Mit Blockchain zum Rave.

„Cryptorave“-Szene nennt sich die selbsternannte Subkultur, die ihre Anhänger via Blockchain-Technologie erreichen möchte. Eigentlich soll es bei der Cryptorave-Szene um Anonymität gehen und um dezentralisierte Raves nur für ein spezielles Netzwerk an „Freuden“ bzw. Szenekennern. Also um einen Techno-Underground, der nicht unbedingt komerziell vermarktet werden will. Definitiv ein interessanter Ansatz via Darknet und Blockchains Informationen über Partys zu verteilen bzw. mit Cryptowährungen Partys zu finanzieren. Das macht Sinn, wenn eine Szene wirklich Underground sein möchte.

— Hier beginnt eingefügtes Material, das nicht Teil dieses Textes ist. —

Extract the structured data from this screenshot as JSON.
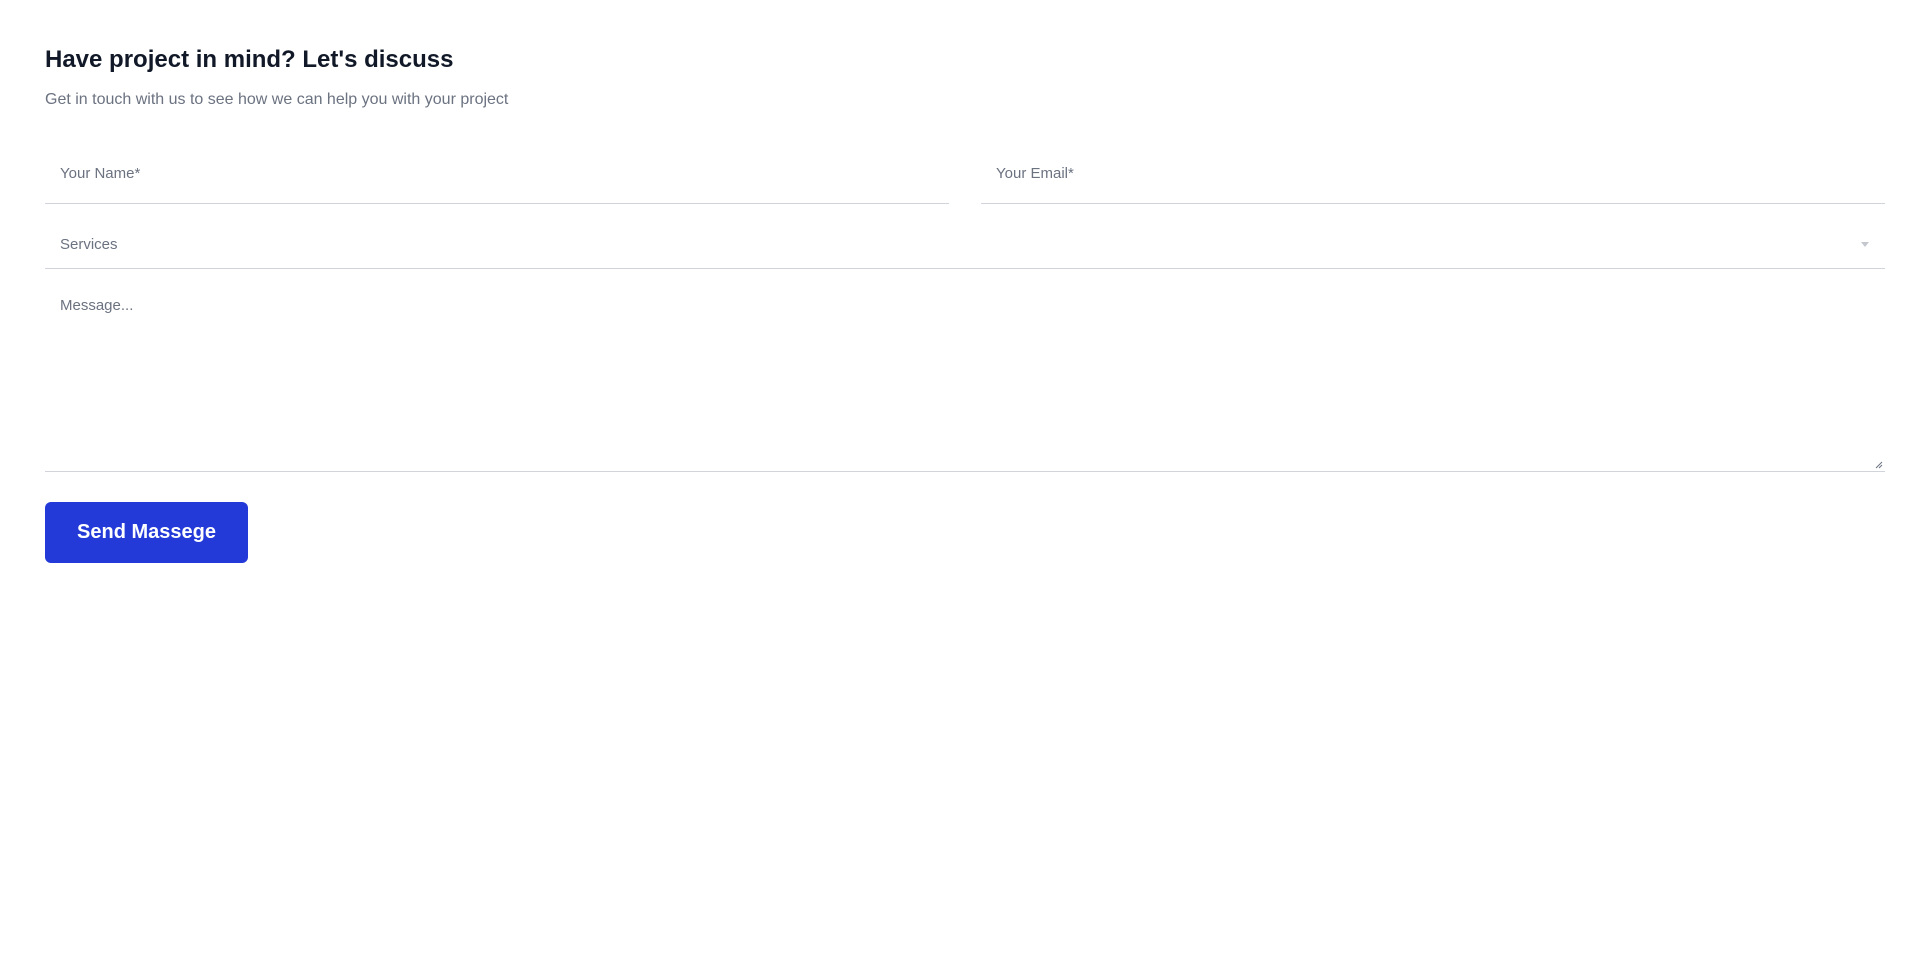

Leider habe ich innerhalb von einer Minute die Veranstalter der Berliner Cryptoraves im Netz gefunden mit Namen und Fotos. Es riecht ein wenig nach einem geschickten Marketing in der übersatten Clubkultur. Die sich einer guten Idee bedient und den übersättigten Konsumenten das Gefühl gibt etwas besonderes zu sein. So mein kritischer Gedanke dazu.

Wie kommst du nun zum exklusiven Rave?

Du registrierst dich auf einer entsprechenden Cryptorave-Website. Hier kommst du zur Berliner Cryptorave-Website.

Nun musst du eine Stunde "minen" um den Eintritt zu erschürfen. Weitere sechs Stunden um die Location zu erfahren und nach elf Stunden hast du einen Gästelistenplatz ergattert. Das heißt, du darfst die Website die ganze Zeit nicht verlassen, während des Mining-Prozesses. Angeblich ist die Website nicht fiktiv und du schürfst wirklich nach Coins und Informationen. Die erschürfte Währung geht anschließend in einen kollektiven Korb der Veranstalter zur Finanzierung der Raves.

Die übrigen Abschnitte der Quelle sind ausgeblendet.